Sometimes as a special treat Grandfather took me with him at night when he went to the cathedral to practise. The only illumination came from the flickering votive candles and the light on the organ console. When it became known in the city that Grandfather played there almost every night, numbers of people came to listen. They were troubled people who never spoke, they were just there, and I used to see the music. I mean I saw it literally, especially if it were the music of Bach or Handel, saw it mounting like the risen dead in and out of the Gothic shadows.
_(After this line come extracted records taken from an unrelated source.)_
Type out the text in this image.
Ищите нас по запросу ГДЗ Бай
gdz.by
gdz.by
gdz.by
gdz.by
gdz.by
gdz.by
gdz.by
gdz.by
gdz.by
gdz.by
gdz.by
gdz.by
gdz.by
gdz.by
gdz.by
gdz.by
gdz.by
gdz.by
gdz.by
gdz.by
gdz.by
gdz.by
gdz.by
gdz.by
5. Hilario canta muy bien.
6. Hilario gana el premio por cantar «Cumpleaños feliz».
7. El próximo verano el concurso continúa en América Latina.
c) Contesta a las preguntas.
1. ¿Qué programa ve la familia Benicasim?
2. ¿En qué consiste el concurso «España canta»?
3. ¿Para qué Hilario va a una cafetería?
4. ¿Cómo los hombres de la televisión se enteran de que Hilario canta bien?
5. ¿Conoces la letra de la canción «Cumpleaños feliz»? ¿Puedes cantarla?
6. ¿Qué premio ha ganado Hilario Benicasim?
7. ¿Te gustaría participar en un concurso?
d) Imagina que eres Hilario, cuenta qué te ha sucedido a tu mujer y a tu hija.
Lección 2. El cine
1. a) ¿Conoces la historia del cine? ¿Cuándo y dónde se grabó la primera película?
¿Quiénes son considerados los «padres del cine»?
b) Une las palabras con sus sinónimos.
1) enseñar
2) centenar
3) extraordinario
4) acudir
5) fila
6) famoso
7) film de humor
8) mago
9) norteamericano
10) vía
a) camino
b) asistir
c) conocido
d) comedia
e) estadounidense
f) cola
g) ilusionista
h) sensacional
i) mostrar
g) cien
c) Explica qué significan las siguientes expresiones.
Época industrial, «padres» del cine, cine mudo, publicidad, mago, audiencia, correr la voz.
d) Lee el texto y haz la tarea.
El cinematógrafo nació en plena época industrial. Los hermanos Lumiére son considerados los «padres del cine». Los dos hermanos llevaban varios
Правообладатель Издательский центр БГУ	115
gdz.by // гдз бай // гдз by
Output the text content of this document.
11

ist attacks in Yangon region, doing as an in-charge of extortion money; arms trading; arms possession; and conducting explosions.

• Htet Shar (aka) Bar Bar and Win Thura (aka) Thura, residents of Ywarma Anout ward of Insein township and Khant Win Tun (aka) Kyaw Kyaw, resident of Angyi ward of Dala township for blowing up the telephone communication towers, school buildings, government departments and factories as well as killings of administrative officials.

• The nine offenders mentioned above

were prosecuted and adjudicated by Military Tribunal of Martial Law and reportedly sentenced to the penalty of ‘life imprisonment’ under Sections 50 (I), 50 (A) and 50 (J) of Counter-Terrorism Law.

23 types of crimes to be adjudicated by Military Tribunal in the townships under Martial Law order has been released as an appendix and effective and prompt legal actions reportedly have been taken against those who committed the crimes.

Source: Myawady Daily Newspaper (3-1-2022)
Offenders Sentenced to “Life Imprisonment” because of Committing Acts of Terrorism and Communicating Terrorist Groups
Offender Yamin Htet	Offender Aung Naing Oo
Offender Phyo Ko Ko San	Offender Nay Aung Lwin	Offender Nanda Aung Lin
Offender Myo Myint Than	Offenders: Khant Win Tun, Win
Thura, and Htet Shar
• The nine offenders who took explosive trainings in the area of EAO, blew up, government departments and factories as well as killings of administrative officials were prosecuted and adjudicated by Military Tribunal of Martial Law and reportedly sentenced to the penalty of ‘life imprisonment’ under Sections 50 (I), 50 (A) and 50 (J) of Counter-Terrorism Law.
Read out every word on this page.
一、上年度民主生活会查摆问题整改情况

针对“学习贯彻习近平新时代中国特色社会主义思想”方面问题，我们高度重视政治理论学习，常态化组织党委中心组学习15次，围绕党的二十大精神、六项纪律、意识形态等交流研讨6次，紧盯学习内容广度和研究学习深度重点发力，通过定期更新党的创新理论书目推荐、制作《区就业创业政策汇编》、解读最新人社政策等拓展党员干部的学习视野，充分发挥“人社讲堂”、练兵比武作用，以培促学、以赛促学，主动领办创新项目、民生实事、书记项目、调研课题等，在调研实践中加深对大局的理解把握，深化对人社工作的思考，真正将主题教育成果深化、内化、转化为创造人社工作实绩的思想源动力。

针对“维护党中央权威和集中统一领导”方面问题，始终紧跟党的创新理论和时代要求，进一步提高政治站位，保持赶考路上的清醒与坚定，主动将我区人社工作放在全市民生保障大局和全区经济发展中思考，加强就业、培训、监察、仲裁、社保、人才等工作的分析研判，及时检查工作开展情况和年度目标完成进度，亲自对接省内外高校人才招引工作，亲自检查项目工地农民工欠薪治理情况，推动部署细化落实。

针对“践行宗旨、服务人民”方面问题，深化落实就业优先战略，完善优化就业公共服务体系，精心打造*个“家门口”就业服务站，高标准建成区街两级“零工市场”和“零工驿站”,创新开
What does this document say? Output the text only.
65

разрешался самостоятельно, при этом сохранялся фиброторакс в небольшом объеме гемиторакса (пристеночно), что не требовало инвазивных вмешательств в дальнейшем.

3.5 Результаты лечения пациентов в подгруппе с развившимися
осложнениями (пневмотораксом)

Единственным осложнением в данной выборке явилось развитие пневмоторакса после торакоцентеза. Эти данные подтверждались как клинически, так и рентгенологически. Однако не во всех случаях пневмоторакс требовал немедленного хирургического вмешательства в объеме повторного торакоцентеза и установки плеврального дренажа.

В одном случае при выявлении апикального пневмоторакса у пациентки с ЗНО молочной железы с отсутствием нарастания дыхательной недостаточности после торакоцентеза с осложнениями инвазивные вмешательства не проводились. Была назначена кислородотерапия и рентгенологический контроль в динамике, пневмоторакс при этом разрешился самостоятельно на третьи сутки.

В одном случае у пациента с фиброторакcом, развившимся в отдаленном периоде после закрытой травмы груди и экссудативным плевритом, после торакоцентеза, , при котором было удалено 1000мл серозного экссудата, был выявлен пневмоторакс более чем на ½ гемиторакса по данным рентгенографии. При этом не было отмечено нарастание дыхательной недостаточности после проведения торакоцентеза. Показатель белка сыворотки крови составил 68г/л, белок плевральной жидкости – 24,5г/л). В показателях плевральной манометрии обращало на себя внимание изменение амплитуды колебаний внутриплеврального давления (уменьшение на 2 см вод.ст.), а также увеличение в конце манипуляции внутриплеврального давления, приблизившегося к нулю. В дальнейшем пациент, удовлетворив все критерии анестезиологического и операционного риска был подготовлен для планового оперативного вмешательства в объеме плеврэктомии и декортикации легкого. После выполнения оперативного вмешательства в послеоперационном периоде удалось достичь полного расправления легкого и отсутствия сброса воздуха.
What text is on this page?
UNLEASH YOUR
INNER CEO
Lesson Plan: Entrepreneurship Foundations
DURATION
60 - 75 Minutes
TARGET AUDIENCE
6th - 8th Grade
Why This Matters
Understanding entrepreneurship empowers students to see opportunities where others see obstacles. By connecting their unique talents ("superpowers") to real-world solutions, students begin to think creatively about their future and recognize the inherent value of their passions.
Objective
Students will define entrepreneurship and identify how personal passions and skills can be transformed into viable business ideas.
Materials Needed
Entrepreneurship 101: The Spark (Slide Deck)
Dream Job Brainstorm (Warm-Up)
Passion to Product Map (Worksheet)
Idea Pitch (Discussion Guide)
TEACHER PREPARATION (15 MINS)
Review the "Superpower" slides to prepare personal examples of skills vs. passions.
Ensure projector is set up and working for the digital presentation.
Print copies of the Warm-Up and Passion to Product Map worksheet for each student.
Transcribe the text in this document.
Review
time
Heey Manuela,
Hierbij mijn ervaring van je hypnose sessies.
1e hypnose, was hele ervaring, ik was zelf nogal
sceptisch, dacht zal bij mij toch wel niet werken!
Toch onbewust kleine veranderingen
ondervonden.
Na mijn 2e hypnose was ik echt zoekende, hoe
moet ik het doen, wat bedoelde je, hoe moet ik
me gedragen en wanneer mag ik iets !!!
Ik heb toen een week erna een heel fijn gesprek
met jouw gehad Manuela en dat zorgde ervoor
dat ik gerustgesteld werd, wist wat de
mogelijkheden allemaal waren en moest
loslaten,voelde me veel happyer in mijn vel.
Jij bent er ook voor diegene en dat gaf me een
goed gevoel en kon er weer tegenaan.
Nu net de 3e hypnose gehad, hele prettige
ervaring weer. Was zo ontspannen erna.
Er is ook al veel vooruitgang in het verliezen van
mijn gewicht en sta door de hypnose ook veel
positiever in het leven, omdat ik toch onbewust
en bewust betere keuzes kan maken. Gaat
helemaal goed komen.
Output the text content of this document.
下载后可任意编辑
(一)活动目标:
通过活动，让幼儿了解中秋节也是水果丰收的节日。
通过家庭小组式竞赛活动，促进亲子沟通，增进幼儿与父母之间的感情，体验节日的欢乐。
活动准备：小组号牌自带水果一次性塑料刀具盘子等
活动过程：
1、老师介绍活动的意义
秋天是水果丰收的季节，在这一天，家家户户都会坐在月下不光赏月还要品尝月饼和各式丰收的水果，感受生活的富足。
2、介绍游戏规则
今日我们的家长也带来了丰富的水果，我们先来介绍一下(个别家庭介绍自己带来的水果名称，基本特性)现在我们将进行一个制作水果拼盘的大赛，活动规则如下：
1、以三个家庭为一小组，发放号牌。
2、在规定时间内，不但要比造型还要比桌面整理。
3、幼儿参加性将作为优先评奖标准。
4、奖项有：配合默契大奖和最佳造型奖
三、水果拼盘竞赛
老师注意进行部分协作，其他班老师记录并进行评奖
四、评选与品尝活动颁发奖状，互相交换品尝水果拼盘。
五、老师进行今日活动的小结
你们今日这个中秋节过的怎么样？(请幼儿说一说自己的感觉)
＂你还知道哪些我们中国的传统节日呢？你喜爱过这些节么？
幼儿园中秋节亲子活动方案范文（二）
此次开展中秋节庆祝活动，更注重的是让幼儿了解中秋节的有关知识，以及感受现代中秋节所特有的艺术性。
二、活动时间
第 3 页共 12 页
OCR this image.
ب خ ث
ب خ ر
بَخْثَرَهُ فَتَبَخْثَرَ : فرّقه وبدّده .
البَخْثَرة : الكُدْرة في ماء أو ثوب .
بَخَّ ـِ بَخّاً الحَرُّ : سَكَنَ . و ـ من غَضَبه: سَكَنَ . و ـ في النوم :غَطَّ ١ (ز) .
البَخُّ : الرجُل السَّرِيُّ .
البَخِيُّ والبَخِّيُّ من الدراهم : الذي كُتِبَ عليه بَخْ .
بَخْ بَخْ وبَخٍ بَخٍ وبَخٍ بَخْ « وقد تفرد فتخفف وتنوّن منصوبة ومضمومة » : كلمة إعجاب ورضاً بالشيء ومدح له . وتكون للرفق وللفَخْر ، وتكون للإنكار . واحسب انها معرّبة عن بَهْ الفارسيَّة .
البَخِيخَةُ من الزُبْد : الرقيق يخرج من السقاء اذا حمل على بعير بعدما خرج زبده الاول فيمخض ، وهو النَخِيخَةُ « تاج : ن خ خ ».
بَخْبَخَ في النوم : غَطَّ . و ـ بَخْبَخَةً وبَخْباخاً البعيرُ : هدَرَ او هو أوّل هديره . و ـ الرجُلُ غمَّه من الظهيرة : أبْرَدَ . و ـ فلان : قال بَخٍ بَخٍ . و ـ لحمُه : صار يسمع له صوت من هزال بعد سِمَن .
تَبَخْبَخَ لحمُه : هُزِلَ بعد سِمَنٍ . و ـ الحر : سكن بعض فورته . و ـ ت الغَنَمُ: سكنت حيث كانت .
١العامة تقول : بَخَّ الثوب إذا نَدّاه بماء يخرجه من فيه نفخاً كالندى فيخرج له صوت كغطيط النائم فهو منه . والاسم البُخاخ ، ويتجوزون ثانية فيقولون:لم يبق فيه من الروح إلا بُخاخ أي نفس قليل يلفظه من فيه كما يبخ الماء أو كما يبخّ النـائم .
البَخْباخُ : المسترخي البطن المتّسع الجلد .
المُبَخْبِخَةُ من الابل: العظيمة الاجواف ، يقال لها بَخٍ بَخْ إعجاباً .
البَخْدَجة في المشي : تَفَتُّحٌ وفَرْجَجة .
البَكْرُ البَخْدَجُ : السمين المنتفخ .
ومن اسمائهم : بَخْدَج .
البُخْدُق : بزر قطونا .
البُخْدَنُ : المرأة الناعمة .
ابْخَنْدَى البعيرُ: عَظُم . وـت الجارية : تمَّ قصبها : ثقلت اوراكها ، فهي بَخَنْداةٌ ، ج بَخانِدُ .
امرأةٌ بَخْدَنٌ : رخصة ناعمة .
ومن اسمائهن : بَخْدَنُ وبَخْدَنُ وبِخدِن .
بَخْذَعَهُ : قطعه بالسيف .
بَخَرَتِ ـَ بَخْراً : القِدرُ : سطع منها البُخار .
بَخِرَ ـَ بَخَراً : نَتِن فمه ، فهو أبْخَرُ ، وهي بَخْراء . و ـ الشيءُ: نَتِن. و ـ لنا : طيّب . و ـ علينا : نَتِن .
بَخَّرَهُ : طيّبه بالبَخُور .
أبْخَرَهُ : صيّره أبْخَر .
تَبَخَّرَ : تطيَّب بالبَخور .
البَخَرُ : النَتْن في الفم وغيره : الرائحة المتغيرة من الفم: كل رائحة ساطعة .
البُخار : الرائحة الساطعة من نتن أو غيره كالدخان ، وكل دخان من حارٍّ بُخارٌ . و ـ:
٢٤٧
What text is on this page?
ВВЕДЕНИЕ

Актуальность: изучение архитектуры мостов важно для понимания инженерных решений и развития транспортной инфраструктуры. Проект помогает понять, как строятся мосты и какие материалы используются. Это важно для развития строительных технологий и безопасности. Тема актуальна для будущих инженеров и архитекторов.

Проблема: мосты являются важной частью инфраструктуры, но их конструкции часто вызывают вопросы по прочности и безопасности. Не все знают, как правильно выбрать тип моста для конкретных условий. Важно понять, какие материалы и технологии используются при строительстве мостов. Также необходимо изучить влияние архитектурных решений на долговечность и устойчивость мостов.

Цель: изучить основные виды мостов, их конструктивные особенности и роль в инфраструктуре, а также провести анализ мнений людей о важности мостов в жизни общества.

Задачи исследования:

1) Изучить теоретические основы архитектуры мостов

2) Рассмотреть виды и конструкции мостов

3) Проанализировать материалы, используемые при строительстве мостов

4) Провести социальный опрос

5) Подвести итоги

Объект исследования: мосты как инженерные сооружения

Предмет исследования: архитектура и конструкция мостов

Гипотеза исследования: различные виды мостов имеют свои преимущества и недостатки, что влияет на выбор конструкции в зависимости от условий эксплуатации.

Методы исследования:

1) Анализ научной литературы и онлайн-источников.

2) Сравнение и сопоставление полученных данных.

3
The most visible music of all was an organ version of Bach’s Eightieth Cantata, the one you like so much, which was based on the old Lutheran war-hymn “Ein Feste Burg Ist Unser Gott.” When Grandfather played it he pulled out all the stops and the whole cathedral shook with it and first I thought the music was a picture of Germany surrounded and fighting for her life, then I saw the music grow into the boughs and mountains of the Black Forest, then into the cathedral arches, then up and out toward the hands of the Supreme Ally of all living creatures who have the will and courage to go on living no matter what their lives are doing to them. “Nicht Bach,” said my grandfather, “sondern das Meer.” And I marvelled that the composer whose music is the most oceanic of them all should have a name which means “brook.”